Mais le film ne se contente pas de feindre le documentaire pour montrer la famine généralisée, les corps mutilés par les mines, images déjà trop bien connues. Il ne peut s'empêcher de tomber dans ce qu'une situation semblable peut convoquer d'irréel. Des unijambistes font la course en béquilles de fortune pour mettre les premiers la main, ou peu importe le membre si cette dernière fait défaut, sur une paire de jambes rapiécée à partir de mannequins, suspendue au ciel afghan par un parachute. L'emphase s'installe sur cette scène et en fait ressortir toute l'invraisemblance. Même en conservant le style documentaire, une simple consultation chez le médecin local devient un peep show façon moyen âge ; un drap noir troué sépare Nafas du médecin, et ce dernier la découpe en lui indiquant, par l'intermédiaire de son jeune guide, quelle partie de son corps exhiber dans le trou. On est loin de l'atmosphère froidement clinique habituelle. Le plus déstabilisant est qu'au fond, de telles scènes ne soient pas si irréelles sur la route de Kandahar. L'écart de mise en scène vient souligner que ces gens ne peuvent s'en tenir à la dure réalité, doivent la déplacer dans un autre registre. Le récit ne progresse qu'à la condition, pour les personnages, de s'inventer une fiction satisfaisante, calquée sur les jolies histoires officielles. Il suffit d'entendre le ministre de la promotion de la vertu et de la punition du vice s'enquérir du savoir absolu (parce que lui, il sait que quatre témoins suffisent à condamner à mort un couple adultère) pour comprendre ce réflexe quasi-banal entre Nafas et les hommes qui l'aideront à s'inventer des liens de parenté, une vie commune, des enfants...

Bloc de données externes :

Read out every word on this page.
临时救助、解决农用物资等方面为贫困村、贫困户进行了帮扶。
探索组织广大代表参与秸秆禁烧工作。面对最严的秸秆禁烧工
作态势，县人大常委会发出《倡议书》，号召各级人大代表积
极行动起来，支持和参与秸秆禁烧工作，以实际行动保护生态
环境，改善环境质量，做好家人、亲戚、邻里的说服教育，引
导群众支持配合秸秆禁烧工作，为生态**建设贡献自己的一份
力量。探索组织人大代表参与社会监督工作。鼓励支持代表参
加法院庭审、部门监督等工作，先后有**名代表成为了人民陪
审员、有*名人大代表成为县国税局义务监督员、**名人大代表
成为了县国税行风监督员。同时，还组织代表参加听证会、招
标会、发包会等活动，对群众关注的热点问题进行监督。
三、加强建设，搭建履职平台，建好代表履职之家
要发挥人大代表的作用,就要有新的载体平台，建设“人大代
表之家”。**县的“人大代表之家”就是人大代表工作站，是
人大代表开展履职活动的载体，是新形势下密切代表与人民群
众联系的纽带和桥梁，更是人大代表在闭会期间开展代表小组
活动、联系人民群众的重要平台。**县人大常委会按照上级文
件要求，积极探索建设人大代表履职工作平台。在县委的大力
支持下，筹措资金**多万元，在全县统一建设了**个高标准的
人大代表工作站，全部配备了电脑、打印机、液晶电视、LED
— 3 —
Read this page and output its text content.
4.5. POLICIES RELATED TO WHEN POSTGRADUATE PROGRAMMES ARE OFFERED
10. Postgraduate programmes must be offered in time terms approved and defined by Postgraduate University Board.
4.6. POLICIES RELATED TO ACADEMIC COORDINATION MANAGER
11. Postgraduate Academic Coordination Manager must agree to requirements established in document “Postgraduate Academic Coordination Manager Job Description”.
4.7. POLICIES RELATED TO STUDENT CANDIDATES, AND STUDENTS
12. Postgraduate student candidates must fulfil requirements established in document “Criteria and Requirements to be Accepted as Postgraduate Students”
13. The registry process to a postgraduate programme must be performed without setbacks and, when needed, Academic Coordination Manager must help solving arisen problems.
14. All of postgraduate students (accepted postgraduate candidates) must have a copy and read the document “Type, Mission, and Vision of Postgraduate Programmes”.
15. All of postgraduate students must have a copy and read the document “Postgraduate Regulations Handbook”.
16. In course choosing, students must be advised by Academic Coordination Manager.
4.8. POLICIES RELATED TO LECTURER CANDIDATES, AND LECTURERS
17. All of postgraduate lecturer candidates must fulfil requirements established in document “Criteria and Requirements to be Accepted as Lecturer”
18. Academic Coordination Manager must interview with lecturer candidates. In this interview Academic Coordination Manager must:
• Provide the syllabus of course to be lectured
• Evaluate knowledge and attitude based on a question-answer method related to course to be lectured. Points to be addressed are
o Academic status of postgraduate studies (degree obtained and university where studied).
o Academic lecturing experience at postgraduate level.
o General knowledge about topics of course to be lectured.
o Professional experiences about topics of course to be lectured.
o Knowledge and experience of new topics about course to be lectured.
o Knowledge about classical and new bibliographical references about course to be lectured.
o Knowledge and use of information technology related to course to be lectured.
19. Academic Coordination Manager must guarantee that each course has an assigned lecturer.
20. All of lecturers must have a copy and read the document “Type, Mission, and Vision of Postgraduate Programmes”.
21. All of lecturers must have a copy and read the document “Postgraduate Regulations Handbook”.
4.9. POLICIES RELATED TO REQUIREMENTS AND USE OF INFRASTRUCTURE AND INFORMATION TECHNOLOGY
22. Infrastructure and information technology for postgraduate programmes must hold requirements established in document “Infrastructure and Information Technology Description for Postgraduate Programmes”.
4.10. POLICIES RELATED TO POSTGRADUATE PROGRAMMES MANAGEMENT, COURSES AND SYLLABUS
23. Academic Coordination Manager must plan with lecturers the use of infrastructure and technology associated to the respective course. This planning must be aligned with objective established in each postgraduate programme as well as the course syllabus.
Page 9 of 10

Si Nafas ne parviendra pas à porter son message d'espoir à sa soeur, si ce message, glané parmi ses rencontres et enregistré sur son dictaphone n'est pas très convaincant, le film s'enlise plus profondément encore, comme si l'espoir y était quelque chose de périmé. Et l'aide humanitaire ? Un an à répéter chaque jour : « donnez-moi une main, donnez-moi une jambe » aux délégués de la croix rouge. Et c'est avec un sens de l'humour noir prononcé qu'on donne un drapeau de l'ONU aux voyageurs, pour la chance. Le dernier plan fige l'éclipse au moment où le soleil est complètement recouvert. Pas très subtil. Inconcevable de clore un film pareil sur un faux happy-end à la manière de la reconstitution dédoublée dans Un moment d'innocence. Les gens ont fui les abus au nom de l'islam dans la fiction, s'y réfugient, comme nous occidentaux, nourris de fictions sur les points chauds du moment pour mieux s'en écarter. Les écarts de mise en scène détonnent de l'ensemble documentaire et dérangent dans la mesure où apprécier leur beauté esthétique rend tout spectateur coupable de nonchalance envers l'horreur. Malgré l'effet, malgré le manque d'espoir qui voudrait susciter une réaction vive, on peut se demander si le spectateur, une fois le générique défilé, n'en sort pas indemne.